The former Miami Heat star and reserve police officer for Doral and Miami Beach told WABC Radio host Rita Cosby that banning guns is not the solution to stopping the school shootings that led to the deaths of 14 students and three faculty members at Marjory Stoneman Douglas High School on Feb. 14.
“The only problem with that is, there’s 15 million of ’em out there already on the streets,” he said. “And then another problem is if you ban ’em, then you gonna create an underground market, and the gun collectors, you know, it’s gonna become more valuable.”
Instead, he wants to see more armed police officers in and around schools across the country like they have on military bases.
In the interview, which aired Tuesday on “Curtis and Cosby,” O’Neal said, “The government should give law enforcement more money.
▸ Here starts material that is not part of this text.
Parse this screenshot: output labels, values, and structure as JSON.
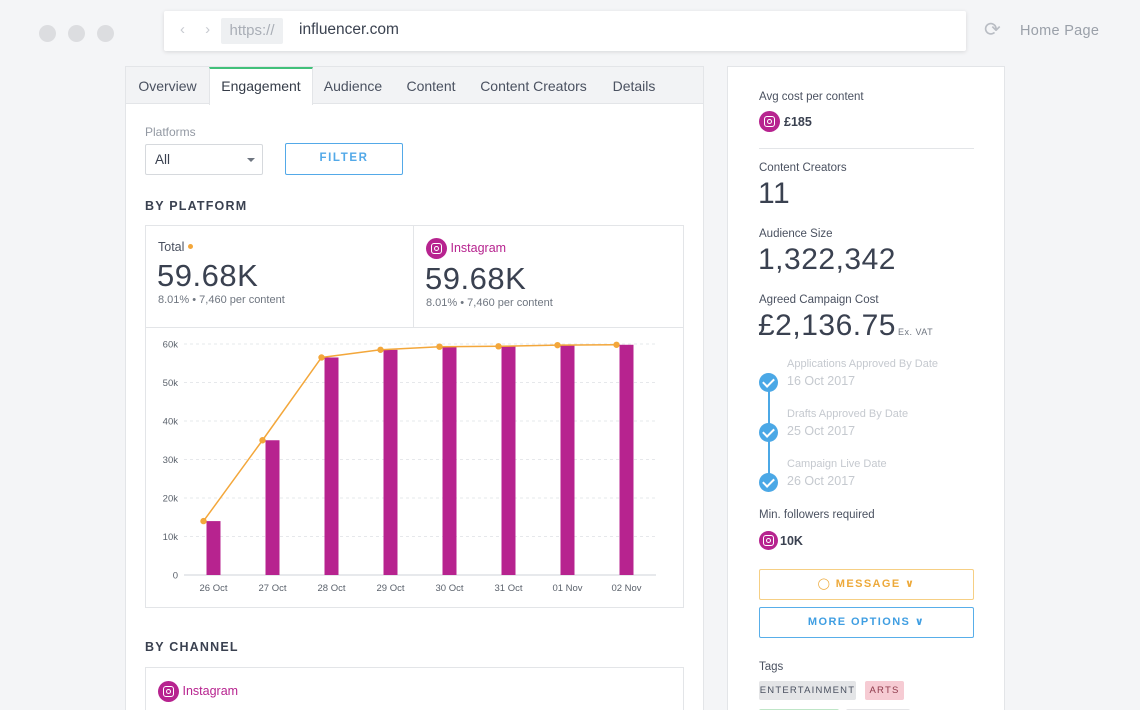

Give more money, you recruit more people, and the guys that are not ready to go on the streets, you put them in front of the schools. You put ’em in front of the schools, you put ’em behind the schools, you put ’em inside the schools.”
O’Neal, who was raised by his stepfather, an Army drill sergeant, said police officers should be in all schools. He added that he knew many of the law enforcement officers who responded to the scene at the Parkland school after former student Nikolas Cruz, 19, opened fire with a semiautomatic weapon right before the school’s dismissal.
“You know it was a very, very sad incident. Close to my heart. I actually live in Fort Lauderdale,” he told Cosby. “I actually knew the sheriff, called him and told him he did a wonderful job. … I grew up on a military base and there was always military police in front of the school, behind the school. … We didn’t have a lot of 3 p.m. fights.”
O’Neal also gave a shoutout to the Parkland students who have organized the nationwide March for Our Lives rallies, which include a main event in Washington and a local march in Miami Beach on March 24.
“I’m glad the people, the children are going to march on the 24th. I wish I could join ’em, but you know, hopefully it sends a message to the powers that be. Cause we have to stop this,” he said on the ABC radio program.
“I would like to see tougher background checks. If you can’t protect our children in school, where are they safe?”